People who live in the countryside should not despair.  These country roads are not overcrowded and the environmental impact of their use is not great.  A short trip to a transport hub should be the order of the day. At the same time the costs associated with smaller, greener cars should be less than the gas guzzlers.  (Benefiting the less well off)
Remember you may have a car now and enjoy its use.  But we will all grow old and at some stage you will be forced to give up driving.  How then will you get around?
I have received a positive response from Westminster Councillor Harvey Marshall, who agrees with me about pedestrians raw deal in Westminster.
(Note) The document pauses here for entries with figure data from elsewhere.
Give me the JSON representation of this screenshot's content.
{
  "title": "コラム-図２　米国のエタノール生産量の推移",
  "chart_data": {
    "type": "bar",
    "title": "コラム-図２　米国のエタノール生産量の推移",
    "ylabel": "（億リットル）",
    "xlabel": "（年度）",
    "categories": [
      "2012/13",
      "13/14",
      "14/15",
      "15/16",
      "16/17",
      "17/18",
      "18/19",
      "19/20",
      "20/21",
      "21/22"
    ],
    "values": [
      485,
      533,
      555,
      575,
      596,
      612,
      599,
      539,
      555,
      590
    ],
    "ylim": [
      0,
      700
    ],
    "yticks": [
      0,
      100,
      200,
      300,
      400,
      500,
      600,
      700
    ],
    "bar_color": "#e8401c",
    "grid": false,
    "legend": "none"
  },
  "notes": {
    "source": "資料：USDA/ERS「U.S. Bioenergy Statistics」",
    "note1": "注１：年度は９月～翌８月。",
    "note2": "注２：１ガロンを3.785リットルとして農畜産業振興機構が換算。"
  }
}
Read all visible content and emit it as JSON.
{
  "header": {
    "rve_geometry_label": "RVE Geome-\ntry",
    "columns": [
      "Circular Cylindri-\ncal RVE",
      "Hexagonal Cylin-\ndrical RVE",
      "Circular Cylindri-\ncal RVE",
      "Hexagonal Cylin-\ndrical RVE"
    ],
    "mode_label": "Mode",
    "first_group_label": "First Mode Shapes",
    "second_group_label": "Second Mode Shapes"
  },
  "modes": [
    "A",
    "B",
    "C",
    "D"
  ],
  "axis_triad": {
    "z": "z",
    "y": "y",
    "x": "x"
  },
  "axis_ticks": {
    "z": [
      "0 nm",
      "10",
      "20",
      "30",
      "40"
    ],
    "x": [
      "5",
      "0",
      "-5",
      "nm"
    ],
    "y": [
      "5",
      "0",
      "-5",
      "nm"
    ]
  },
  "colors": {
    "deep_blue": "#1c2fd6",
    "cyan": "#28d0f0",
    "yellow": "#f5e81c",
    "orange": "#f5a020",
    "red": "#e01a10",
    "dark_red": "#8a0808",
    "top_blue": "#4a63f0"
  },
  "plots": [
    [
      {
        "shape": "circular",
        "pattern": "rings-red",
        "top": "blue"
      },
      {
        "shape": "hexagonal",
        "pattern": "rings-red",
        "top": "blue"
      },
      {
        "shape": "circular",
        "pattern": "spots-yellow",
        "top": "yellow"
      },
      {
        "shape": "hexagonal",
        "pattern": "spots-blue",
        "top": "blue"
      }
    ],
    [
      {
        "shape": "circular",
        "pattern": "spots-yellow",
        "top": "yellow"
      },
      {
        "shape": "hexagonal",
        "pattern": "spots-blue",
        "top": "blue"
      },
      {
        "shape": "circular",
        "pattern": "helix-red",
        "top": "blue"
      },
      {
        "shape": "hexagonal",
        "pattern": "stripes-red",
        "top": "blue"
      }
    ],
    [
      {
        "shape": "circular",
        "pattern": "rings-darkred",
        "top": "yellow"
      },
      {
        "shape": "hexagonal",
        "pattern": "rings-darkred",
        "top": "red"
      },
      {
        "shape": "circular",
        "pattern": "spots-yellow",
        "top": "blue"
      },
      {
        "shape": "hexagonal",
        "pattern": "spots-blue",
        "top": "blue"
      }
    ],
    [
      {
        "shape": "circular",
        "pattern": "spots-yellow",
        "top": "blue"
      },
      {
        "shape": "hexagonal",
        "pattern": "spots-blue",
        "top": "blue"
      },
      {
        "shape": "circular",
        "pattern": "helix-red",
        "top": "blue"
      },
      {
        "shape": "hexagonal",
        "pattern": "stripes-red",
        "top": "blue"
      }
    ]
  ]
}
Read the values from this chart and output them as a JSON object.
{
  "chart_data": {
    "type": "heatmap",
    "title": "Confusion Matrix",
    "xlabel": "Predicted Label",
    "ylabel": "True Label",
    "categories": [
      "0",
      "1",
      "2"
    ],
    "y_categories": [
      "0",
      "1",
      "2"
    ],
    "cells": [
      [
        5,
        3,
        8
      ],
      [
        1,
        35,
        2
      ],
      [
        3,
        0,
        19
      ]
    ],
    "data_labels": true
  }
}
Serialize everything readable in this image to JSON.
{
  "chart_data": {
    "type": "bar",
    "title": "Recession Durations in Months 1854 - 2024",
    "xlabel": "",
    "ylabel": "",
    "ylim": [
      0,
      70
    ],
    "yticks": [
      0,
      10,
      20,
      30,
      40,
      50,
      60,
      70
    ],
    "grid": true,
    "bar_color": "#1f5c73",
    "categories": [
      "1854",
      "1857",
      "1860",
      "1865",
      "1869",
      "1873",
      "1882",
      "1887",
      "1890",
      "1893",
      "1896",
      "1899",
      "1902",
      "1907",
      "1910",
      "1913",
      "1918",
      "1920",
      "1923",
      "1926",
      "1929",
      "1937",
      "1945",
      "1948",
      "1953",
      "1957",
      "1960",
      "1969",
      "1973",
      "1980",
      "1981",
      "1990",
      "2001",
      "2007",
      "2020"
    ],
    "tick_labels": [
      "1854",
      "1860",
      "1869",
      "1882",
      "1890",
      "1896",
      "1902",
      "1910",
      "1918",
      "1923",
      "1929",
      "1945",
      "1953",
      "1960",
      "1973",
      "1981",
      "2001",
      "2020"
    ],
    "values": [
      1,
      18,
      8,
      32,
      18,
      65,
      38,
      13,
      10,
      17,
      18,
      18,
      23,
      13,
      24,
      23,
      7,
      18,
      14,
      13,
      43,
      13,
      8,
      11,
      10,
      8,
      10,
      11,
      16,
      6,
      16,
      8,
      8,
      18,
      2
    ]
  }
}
See my post Feb 9th Westminster's Folly  Unfortunately he tells me he is no longer my councillor and that Cavendish Square is neither in my or his ward - so I suppose we are back to square one.  No news from the New West End Company or the Developers!

February 02, 2007

Supermarket Packaging

Further to my January 15th post I have to report no good news from M&S, they seem to be incapable of responding personally to a query and I keep getting sent back to their press release, which does not really answer the question.  Is wrapping food in recycleable packaging enough?  However since M&S came out with their agenda, Asda has now come out with a plan to reduce packaging by 25% by going back to 1950's style display.  Its extroadinary isn't it?  We have to go back to go forward.  Anyway I salute this initiative.  Asda, part of the all pervasive Wall-Mart group, is not my favourite bunny on the block, nor do they have a good record on the environment - so its interesting to see that they seem to have come up with quite an interesting initiative.  (Though it could be band-wagon jumping)  The Independaqnt has also launched an in itiative to reduce waste under the banner Campaign Against Waste so I know I'm not alone.

January 15, 2007

M&S see the light

Finally M&S seem to have seen the light in green retailing.  Every business must by now be aware that taxes for landfill of rubbish, high emissions and energy costs will hit them sooner or later.  Also its great PR to be green.  Just think of the "out of town" Sainsbury on the Greenwhich peninsular which assuages its guilt at being located in the middle of a giant car park by hoisting a couple of windmills!
So will M&S be any different?  Well they have had Jonathon Porritt  helping them set it up and a read of today's press release seems to offer some cause for optimism.  However will this mean that M&S starts to abandon their out of town locations, will they be importing less by air, will they be using renewable resources in their clothing lines?  At the moment its fleece from recycled plastic bottles - is that all there is?
A major cost of energy in their stores must be the lack of natural ventilation and natural light even though a lot of stores are only two storey.  It would be interesting if just as John Lewis start filling in their atria (designed in the 40's to bring in natural light and ventilation) M&S start adding atria to their stores.